Finding Classification Mistakes with FiftyOne¶

Annotations mistakes create an artificial ceiling on the performance of your models. However, finding these mistakes by hand is at least as arduous as the original annotation work! Enter FiftyOne.

In this tutorial, we explore how FiftyOne can be used to help you find mistakes in your classification annotations. To detect mistakes in detection datasets, check out this tutorial.

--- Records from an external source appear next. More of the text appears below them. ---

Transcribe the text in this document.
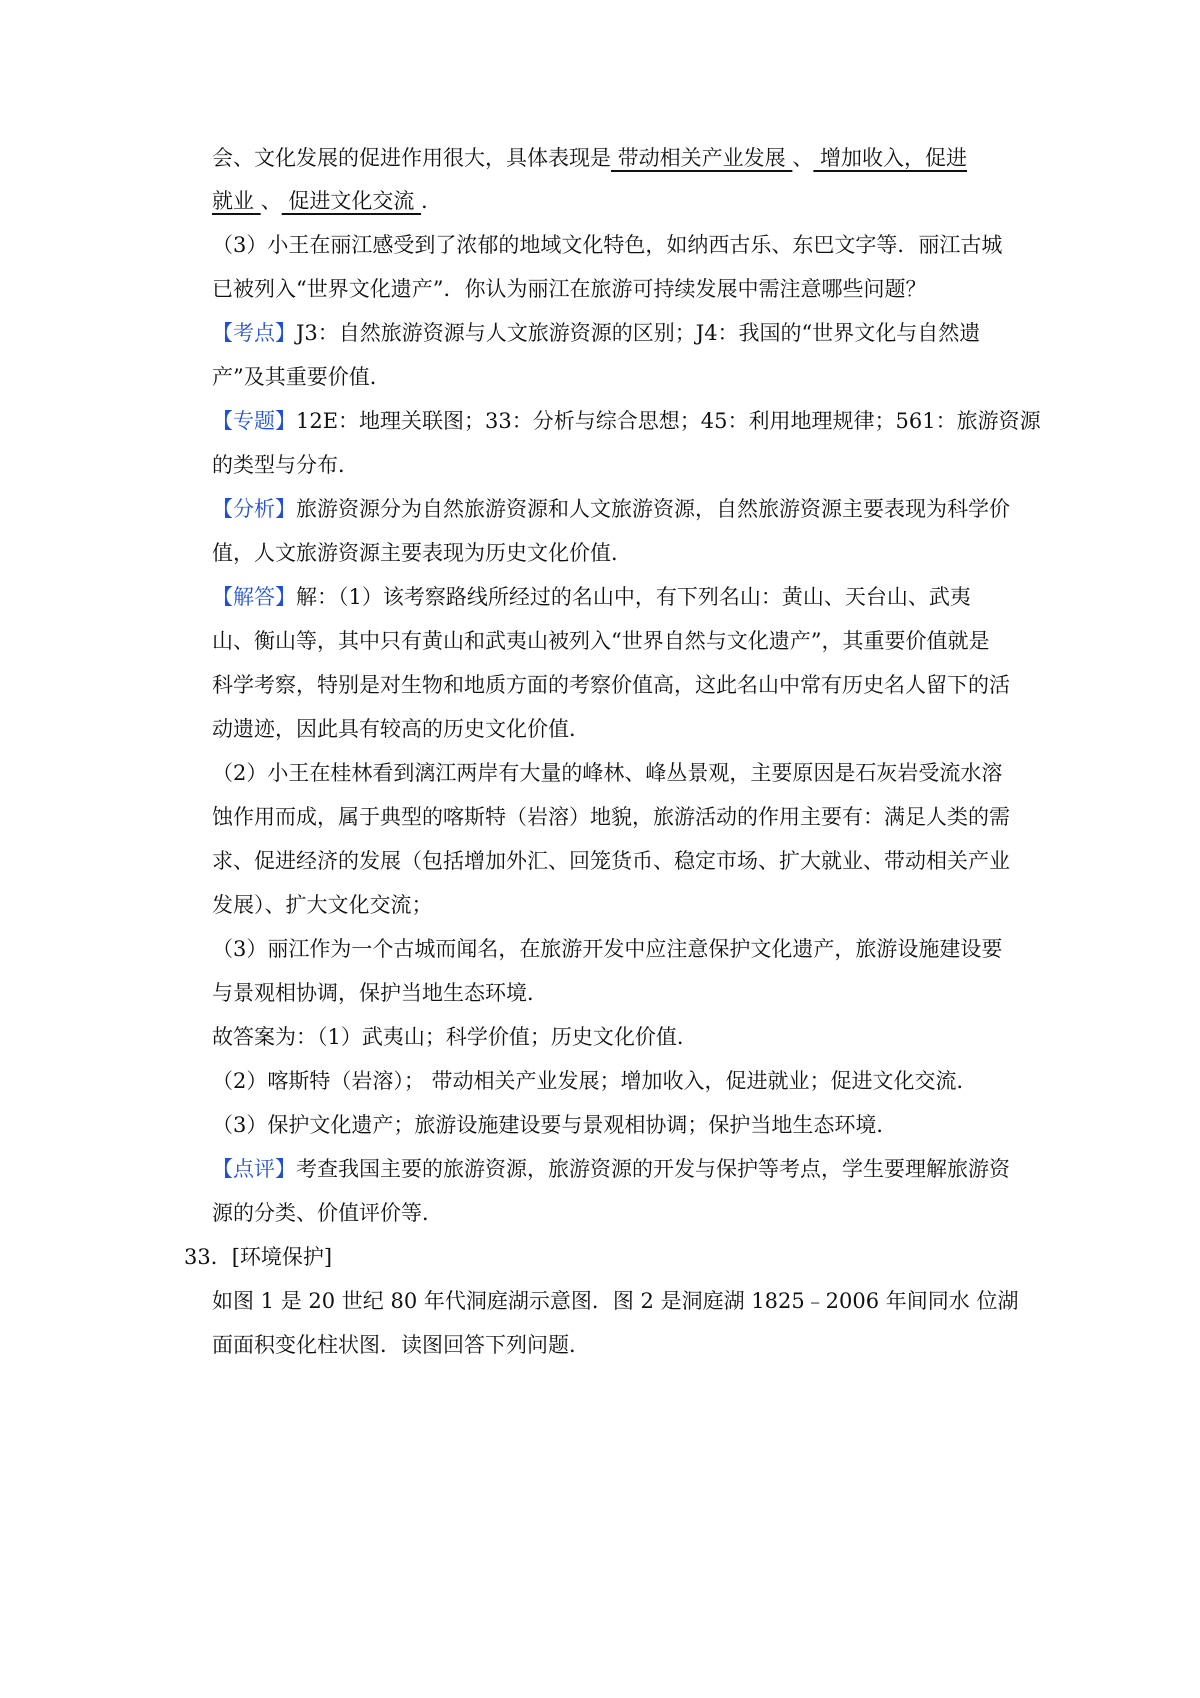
会、文化发展的促进作用很大，具体表现是 带动相关产业发展 、 增加收入，促进
就业 、 促进文化交流 .
（3）小王在丽江感受到了浓郁的地域文化特色，如纳西古乐、东巴文字等．丽江古城
已被列入“世界文化遗产”．你认为丽江在旅游可持续发展中需注意哪些问题？
【考点】J3：自然旅游资源与人文旅游资源的区别；J4：我国的“世界文化与自然遗
产”及其重要价值．
【专题】12E：地理关联图；33：分析与综合思想；45：利用地理规律；561：旅游资源
的类型与分布．
【分析】旅游资源分为自然旅游资源和人文旅游资源，自然旅游资源主要表现为科学价
值，人文旅游资源主要表现为历史文化价值．
【解答】解：（1）该考察路线所经过的名山中，有下列名山：黄山、天台山、武夷
山、衡山等，其中只有黄山和武夷山被列入“世界自然与文化遗产”，其重要价值就是
科学考察，特别是对生物和地质方面的考察价值高，这此名山中常有历史名人留下的活
动遗迹，因此具有较高的历史文化价值．
（2）小王在桂林看到漓江两岸有大量的峰林、峰丛景观，主要原因是石灰岩受流水溶
蚀作用而成，属于典型的喀斯特（岩溶）地貌，旅游活动的作用主要有：满足人类的需
求、促进经济的发展（包括增加外汇、回笼货币、稳定市场、扩大就业、带动相关产业
发展）、扩大文化交流；
（3）丽江作为一个古城而闻名，在旅游开发中应注意保护文化遗产，旅游设施建设要
与景观相协调，保护当地生态环境．
故答案为：（1）武夷山；科学价值；历史文化价值．
（2）喀斯特（岩溶）； 带动相关产业发展；增加收入，促进就业；促进文化交流．
（3）保护文化遗产；旅游设施建设要与景观相协调；保护当地生态环境．
【点评】考查我国主要的旅游资源，旅游资源的开发与保护等考点，学生要理解旅游资
源的分类、价值评价等．
33．[环境保护]
如图 1 是 20 世纪 80 年代洞庭湖示意图．图 2 是洞庭湖 1825﹣2006 年间同水 位湖
面面积变化柱状图．读图回答下列问题．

We’ll cover the following concepts:

Loading your existing dataset into FiftyOne
Adding model predictions to your dataset
Computing insights into your dataset relating to possible label mistakes
Visualizing mistakes in the FiftyOne App

So, what’s the takeaway?

FiftyOne can help you find and correct label mistakes in your datasets, enabling you to curate higher quality datasets and, ultimately, train better models!

Setup¶

If you haven’t already, install FiftyOne:

[ ]:

!pip install fiftyone

We’ll also need torch and torchvision installed:

[1]:

!pip install torch torchvision

In this tutorial, we’ll use a pretrained CIFAR-10 PyTorch model (a ResNet-50) from the web:

[ ]:

# Download the software
!git clone --depth 1 --branch v2.1 https://github.com/huyvnphan/PyTorch_CIFAR10.git

# Download the pretrained model (90MB)
!eta gdrive download --public \
    1dGfpeFK_QG0kV-U6QDHMX2EOGXPqaNzu \
    PyTorch_CIFAR10/cifar10_models/state_dicts/resnet50.pt

Manipulating the data¶

For this walkthrough, we will artificially perturb an existing dataset with mistakes on the labels. Of course, in your normal workflow, you would not add labeling mistakes; this is only for the sake of the walkthrough.

The code block below loads the test split of the CIFAR-10 dataset into FiftyOne and randomly breaks 10% (1000 samples) of the labels:

[ ]:

import random

import fiftyone as fo
import fiftyone.zoo as foz

# Load the CIFAR-10 test split
# Downloads the dataset from the web if necessary
dataset = foz.load_zoo_dataset("cifar10", split="test")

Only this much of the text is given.